Story Pile: The Informant

Do you know what a shaggy dog story is?

The first time I remembered hearing a shaggy dog story was at a church camp. I know it wasn’t the first time I heard one, proper, because I’d heard this joke that my dad loved to tell and he loved to tell it I think because it always meant that he was the centre of attention from when the joke started to when the joke ended. I actually have this one long lasting memory of having heard the joke once before, when I was really young and then having this long, slow walk up and down the streets of Katoomba with a group of camp counsellors, in a slow gaggle, with the moon high in the sky as we made our way to the top of the hill, found the woolworths – or maybe it’s a safeway out there.
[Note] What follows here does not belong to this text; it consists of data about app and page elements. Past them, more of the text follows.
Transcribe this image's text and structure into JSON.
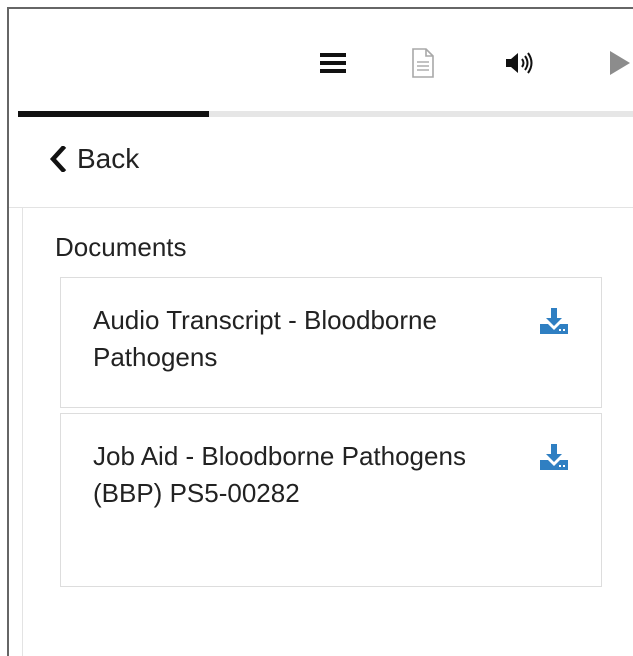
{
  "toolbar": {
    "menu_icon": "hamburger-menu-icon",
    "document_icon": "document-icon",
    "audio_icon": "speaker-volume-icon",
    "play_icon": "play-icon"
  },
  "progress": {
    "fraction": 0.31,
    "fill_color": "#111111",
    "track_color": "#e6e6e6"
  },
  "back": {
    "label": "Back",
    "icon": "chevron-left-icon"
  },
  "documents": {
    "title": "Documents",
    "items": [
      {
        "title": "Audio Transcript - Bloodborne Pathogens",
        "icon": "download-icon"
      },
      {
        "title": "Job Aid - Bloodborne Pathogens (BBP) PS5-00282",
        "icon": "download-icon"
      }
    ]
  },
  "colors": {
    "accent": "#2f7fc2",
    "text": "#222222",
    "icon_gray": "#b3b3b3"
  }
}
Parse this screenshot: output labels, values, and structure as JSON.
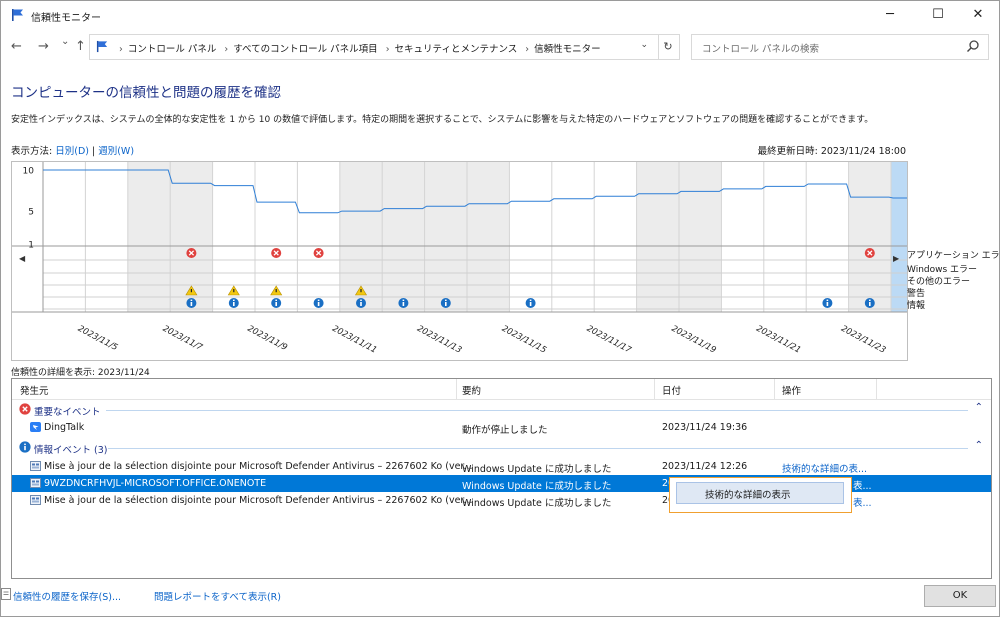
{
  "window": {
    "title": "信頼性モニター",
    "minimize": "─",
    "maximize": "☐",
    "close": "✕"
  },
  "nav": {
    "back": "←",
    "forward": "→",
    "recent": "⌄",
    "up": "↑",
    "breadcrumbs": [
      "コントロール パネル",
      "すべてのコントロール パネル項目",
      "セキュリティとメンテナンス",
      "信頼性モニター"
    ],
    "refresh": "↻",
    "search_placeholder": "コントロール パネルの検索"
  },
  "heading": "コンピューターの信頼性と問題の履歴を確認",
  "description": "安定性インデックスは、システムの全体的な安定性を 1 から 10 の数値で評価します。特定の期間を選択することで、システムに影響を与えた特定のハードウェアとソフトウェアの問題を確認することができます。",
  "view_by": {
    "label": "表示方法: ",
    "daily": "日別(D)",
    "sep": " | ",
    "weekly": "週別(W)"
  },
  "last_updated": "最終更新日時: 2023/11/24 18:00",
  "chart_data": {
    "type": "line",
    "y_ticks": [
      "10",
      "5",
      "1"
    ],
    "ylim": [
      1,
      10
    ],
    "x_dates": [
      "2023/11/5",
      "2023/11/7",
      "2023/11/9",
      "2023/11/11",
      "2023/11/13",
      "2023/11/15",
      "2023/11/17",
      "2023/11/19",
      "2023/11/21",
      "2023/11/23"
    ],
    "days": [
      "11/4",
      "11/5",
      "11/6",
      "11/7",
      "11/8",
      "11/9",
      "11/10",
      "11/11",
      "11/12",
      "11/13",
      "11/14",
      "11/15",
      "11/16",
      "11/17",
      "11/18",
      "11/19",
      "11/20",
      "11/21",
      "11/22",
      "11/23",
      "11/24"
    ],
    "stability_index": [
      10,
      10,
      10,
      8.4,
      8.1,
      6.1,
      4.8,
      5.0,
      5.3,
      5.6,
      5.9,
      6.2,
      6.5,
      6.8,
      7.1,
      7.4,
      7.7,
      8.0,
      8.3,
      6.7,
      6.6
    ],
    "selected_day": "11/24",
    "event_rows": [
      "アプリケーション エラー",
      "Windows エラー",
      "その他のエラー",
      "警告",
      "情報"
    ],
    "app_errors": [
      "11/7",
      "11/9",
      "11/10",
      "11/23",
      "11/24"
    ],
    "warnings": [
      "11/7",
      "11/8",
      "11/9",
      "11/11"
    ],
    "info": [
      "11/7",
      "11/8",
      "11/9",
      "11/10",
      "11/11",
      "11/12",
      "11/13",
      "11/15",
      "11/22",
      "11/23",
      "11/24"
    ]
  },
  "details_label": "信頼性の詳細を表示: 2023/11/24",
  "columns": {
    "source": "発生元",
    "summary": "要約",
    "date": "日付",
    "action": "操作"
  },
  "groups": {
    "critical": "重要なイベント",
    "info": "情報イベント (3)"
  },
  "critical_rows": [
    {
      "source": "DingTalk",
      "summary": "動作が停止しました",
      "date": "2023/11/24 19:36",
      "action": ""
    }
  ],
  "info_rows": [
    {
      "source": "Mise à jour de la sélection disjointe pour Microsoft Defender Antivirus – 2267602 Ko (ver...",
      "summary": "Windows Update に成功しました",
      "date": "2023/11/24 12:26",
      "action": "技術的な詳細の表..."
    },
    {
      "source": "9WZDNCRFHVJL-MICROSOFT.OFFICE.ONENOTE",
      "summary": "Windows Update に成功しました",
      "date": "202",
      "action": "表..."
    },
    {
      "source": "Mise à jour de la sélection disjointe pour Microsoft Defender Antivirus – 2267602 Ko (ver...",
      "summary": "Windows Update に成功しました",
      "date": "20",
      "action": "表..."
    }
  ],
  "context_menu": {
    "item": "技術的な詳細の表示"
  },
  "bottom": {
    "save": "信頼性の履歴を保存(S)...",
    "report": "問題レポートをすべて表示(R)",
    "ok": "OK"
  },
  "colors": {
    "accent": "#0078d7",
    "heading": "#1e3287",
    "link": "#0a63c9",
    "error": "#e0423f",
    "warning": "#f2c811",
    "info": "#1a6fc4"
  }
}
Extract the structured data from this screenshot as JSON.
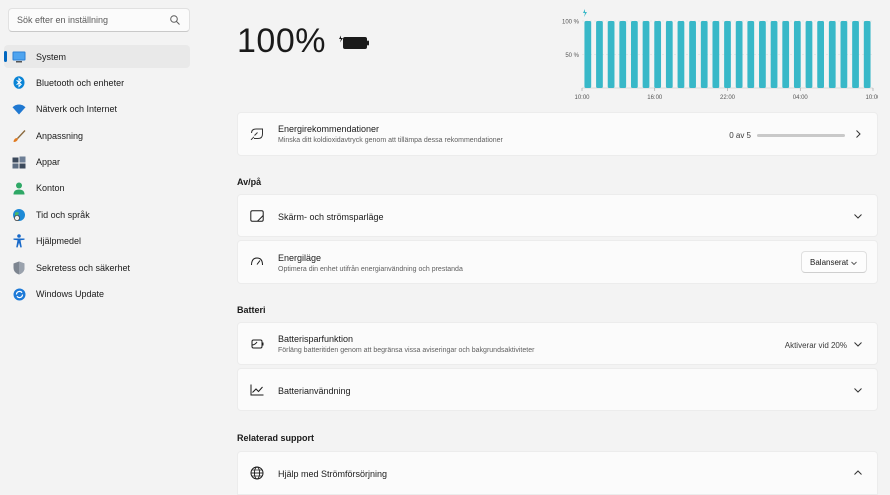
{
  "search": {
    "placeholder": "Sök efter en inställning"
  },
  "sidebar": {
    "items": [
      {
        "label": "System",
        "icon": "monitor-icon",
        "active": true
      },
      {
        "label": "Bluetooth och enheter",
        "icon": "bluetooth-icon"
      },
      {
        "label": "Nätverk och Internet",
        "icon": "wifi-icon"
      },
      {
        "label": "Anpassning",
        "icon": "brush-icon"
      },
      {
        "label": "Appar",
        "icon": "apps-icon"
      },
      {
        "label": "Konton",
        "icon": "person-icon"
      },
      {
        "label": "Tid och språk",
        "icon": "globe-clock-icon"
      },
      {
        "label": "Hjälpmedel",
        "icon": "accessibility-icon"
      },
      {
        "label": "Sekretess och säkerhet",
        "icon": "shield-icon"
      },
      {
        "label": "Windows Update",
        "icon": "update-icon"
      }
    ]
  },
  "battery": {
    "percent": "100%"
  },
  "chart_data": {
    "type": "bar",
    "title": "",
    "xlabel": "",
    "ylabel": "",
    "y_ticks": [
      "100 %",
      "50 %"
    ],
    "x_ticks": [
      "10:00",
      "16:00",
      "22:00",
      "04:00",
      "10:00"
    ],
    "ylim": [
      0,
      100
    ],
    "values": [
      100,
      100,
      100,
      100,
      100,
      100,
      100,
      100,
      100,
      100,
      100,
      100,
      100,
      100,
      100,
      100,
      100,
      100,
      100,
      100,
      100,
      100,
      100,
      100,
      100
    ],
    "bar_color": "#38b8c8"
  },
  "recommendations": {
    "title": "Energirekommendationer",
    "subtitle": "Minska ditt koldioxidavtryck genom att tillämpa dessa rekommendationer",
    "progress_text": "0 av 5",
    "progress": 0
  },
  "sections": {
    "onoff": "Av/på",
    "battery": "Batteri",
    "support": "Relaterad support"
  },
  "screen_sleep": {
    "title": "Skärm- och strömsparläge"
  },
  "power_mode": {
    "title": "Energiläge",
    "subtitle": "Optimera din enhet utifrån energianvändning och prestanda",
    "value": "Balanserat"
  },
  "battery_saver": {
    "title": "Batterisparfunktion",
    "subtitle": "Förläng batteritiden genom att begränsa vissa aviseringar och bakgrundsaktiviteter",
    "value": "Aktiverar vid 20%"
  },
  "battery_usage": {
    "title": "Batterianvändning"
  },
  "help": {
    "title": "Hjälp med Strömförsörjning"
  },
  "colors": {
    "accent": "#0067c0",
    "chart": "#38b8c8"
  }
}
Woolworths is kind of a dead brand for the United Kingdom, but we still have them here, though really now I think about it it seems likely to me that the place was a Coles, though that may just be because noawadays, I’ve been using Coles and Aldi for all of my grocery shopping, because those are the two types of store that are open near where I live. But my parents live near a Woolworths and I go to the shopping mall they use when I want to get bread, because their place has a dedicated bakery, and unbelievably, there aren’t any of those here inside my local mall. That’s pretty weird when you think about it because bakeries are one of those sorts of all-purpose staples that we assume everyone has access to. But then my parents don’t live near a ‘mall,’ it gets called a ‘shopping grove,’ which is weird because it doesn’t have any trees inside the building at all, which seems to be a bit of a given for that aesthetic.
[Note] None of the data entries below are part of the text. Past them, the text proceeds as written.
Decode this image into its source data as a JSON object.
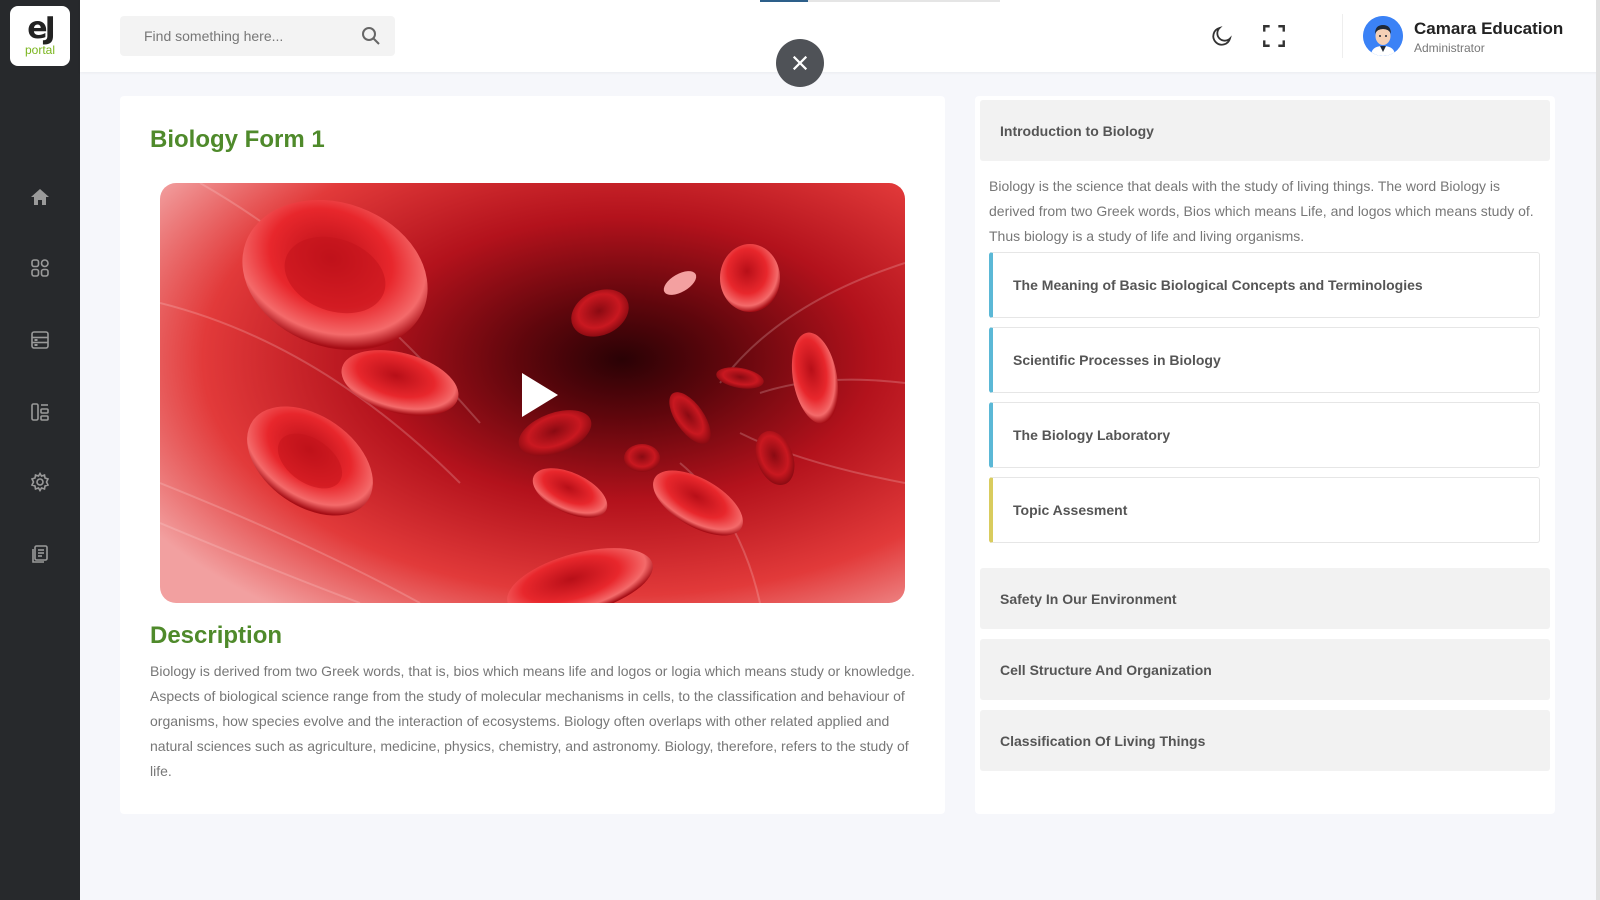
{
  "app": {
    "logo_mark": "eJ",
    "logo_sub": "portal"
  },
  "sidebar": {
    "items": [
      {
        "icon": "home-icon"
      },
      {
        "icon": "grid-icon"
      },
      {
        "icon": "list-icon"
      },
      {
        "icon": "layout-icon"
      },
      {
        "icon": "gear-icon"
      },
      {
        "icon": "document-icon"
      }
    ]
  },
  "header": {
    "search_placeholder": "Find something here...",
    "user_name": "Camara Education",
    "user_role": "Administrator",
    "progress_fraction": 0.2
  },
  "main": {
    "title": "Biology Form 1",
    "description_heading": "Description",
    "description": "Biology is derived from two Greek words, that is, bios which means life and logos or logia which means study or knowledge. Aspects of biological science range from the study of molecular mechanisms in cells, to the classification and behaviour of organisms, how species evolve and the interaction of ecosystems. Biology often overlaps with other related applied and natural sciences such as agriculture, medicine, physics, chemistry, and astronomy. Biology, therefore, refers to the study of life."
  },
  "topics": {
    "intro_title": "Introduction to Biology",
    "intro_text": "Biology is the science that deals with the study of living things. The word Biology is derived from two Greek words, Bios which means Life, and logos which means study of. Thus biology is a study of life and living organisms.",
    "subtopics": [
      "The Meaning of Basic Biological Concepts and Terminologies",
      "Scientific Processes in Biology",
      "The Biology Laboratory",
      "Topic Assesment"
    ],
    "other_topics": [
      "Safety In Our Environment",
      "Cell Structure And Organization",
      "Classification Of Living Things"
    ]
  },
  "colors": {
    "accent_green": "#4f8a2b",
    "subtopic_border": "#5bb8d6",
    "assessment_border": "#d9cc5e",
    "sidebar_bg": "#27292c"
  }
}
Anyway, we were at the Coles for crackers, sour cream, and instant french onion soup, and we went down to the park, with my dad telling his story on and on, with the repetition and the loops and the way that the knight ran up one flight of stairs, then up a second flight of stairs, then up a third flight of stairs and you just kind of had to hold on and be impressed at some point as you were barraged with detail. There’s almost a kind of game with the shaggy dog story, about correctly recognising when you’re being led on a long story going nowhere and where the details you’re listening to aren’t going to matter, and there’s even a way to win it when the teller of the story successfully dupes you into going along with it, and you realise too late that you’re invested in this story that’s not going anywhere, and that’s how a lot of television series end but they don’t have the decency of closing out with a pun.

None of this is a shaggy dog story, of course because I’m not actually using it to set up any kind of a punchline and I’m not doing the thing where a shaggy dog story winds around and repeats things it’s said so that you can get the mistaken impression that it’s important, nor am I building to a punchline, not properly, unless you count the punchline of my dad’s hours-long joke, which was ‘What’s this ear,’ and I guess now you can say that this work has a punchline but also, it’s not very good. In a particular way you can think of this as a kind of shaggy dog story now, but I don’t think it’s a very good example of it.
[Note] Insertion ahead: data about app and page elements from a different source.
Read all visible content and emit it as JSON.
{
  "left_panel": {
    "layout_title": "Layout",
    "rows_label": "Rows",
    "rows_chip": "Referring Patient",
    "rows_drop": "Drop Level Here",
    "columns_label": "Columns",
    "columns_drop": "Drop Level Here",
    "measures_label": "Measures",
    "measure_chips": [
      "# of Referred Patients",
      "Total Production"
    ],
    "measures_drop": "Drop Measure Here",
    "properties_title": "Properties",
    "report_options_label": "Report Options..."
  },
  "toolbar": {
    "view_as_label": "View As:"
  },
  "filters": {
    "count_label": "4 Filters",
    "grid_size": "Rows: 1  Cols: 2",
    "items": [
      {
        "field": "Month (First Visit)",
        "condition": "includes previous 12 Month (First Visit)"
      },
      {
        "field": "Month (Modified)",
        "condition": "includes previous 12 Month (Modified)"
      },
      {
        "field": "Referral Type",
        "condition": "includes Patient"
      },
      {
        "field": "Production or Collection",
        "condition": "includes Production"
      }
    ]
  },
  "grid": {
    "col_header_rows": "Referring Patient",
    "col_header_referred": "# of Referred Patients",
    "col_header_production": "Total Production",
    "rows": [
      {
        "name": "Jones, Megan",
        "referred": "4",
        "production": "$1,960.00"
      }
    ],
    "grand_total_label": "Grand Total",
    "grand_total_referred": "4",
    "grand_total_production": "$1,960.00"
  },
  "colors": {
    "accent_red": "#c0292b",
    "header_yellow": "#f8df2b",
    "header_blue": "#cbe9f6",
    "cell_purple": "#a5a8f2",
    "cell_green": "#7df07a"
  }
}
The thing with the shaggy dog story is that they’re very common when you start talking about a lot of the stories in our day to day lives, where they don’t actually change much except the one person who went through them, a long, winding, repeated drudge where only a little bit changes from day to day. We tell ourselves we want realism in our stories, but realism in our reality is that most people are pretty content with their tomorrow being a slightly more okay version of today, and we’re pretty unambitious about that.

And then you get these stories, these jokes, these games that are about making sure that you’re paying attention over and over and over in anticipation of a hilarious moment that’s going to happen and you know it can happen and then it doesn’t happen and you know you never should have expected it to happen and what you’re left with is this long experience that’s somehow a joke, but also not funny in a way that makes you laugh out loud but is more hilarious because of just the sheer audacity of it. It’s not something with a point, it’s not there to tell you a story or there to teach you anything, it’s just a long, winding sequence of events that leaves you with the strange realisation that something funny happened but you’re never really going to be able to translate that comedy to another person without just repeating what happened to you.

The thing about this whole story in Katoomba though is that when we got to the park and mixed the sour cream and the French Onion Soup powder and made a kind of dip it wasn’t clear to me why you’d do that when you could just buy french onion dip and even to this day that’s the thing I remember the most, as well as the groans from the other camp counsellors when they realised that they’d been part of this shaggy dog experience, out in the biting, freezing cold of Katoomba.

The Informant is a story about a real thing that happened of a fantastically corrupt asshole in a fantastically corrupt business being caught out for his fantastic corruption. It uses the device of a narrator going on wild tangents to represent when the character experiences dissassociation, a very real feeling experience of not even realising what your mouth is doing even as it’s engaged and serious and thoughtful and telling people what they want to hear while the person behind the eyes is gone. It’s exaggerated and a bit deliberately nebulous with the truth and the real company that really exists sent a letter to its employees telling them not to see it.

It’s a comedy because there’s nothing else it could be.

And it’s really good if you want to watch Matt Damon be a scummy corn executive. I like it a lot and I think if you want something low impact but also kind of darkly funny, you’ll like it to.

Anyway, do you know what a shaggy dog story is?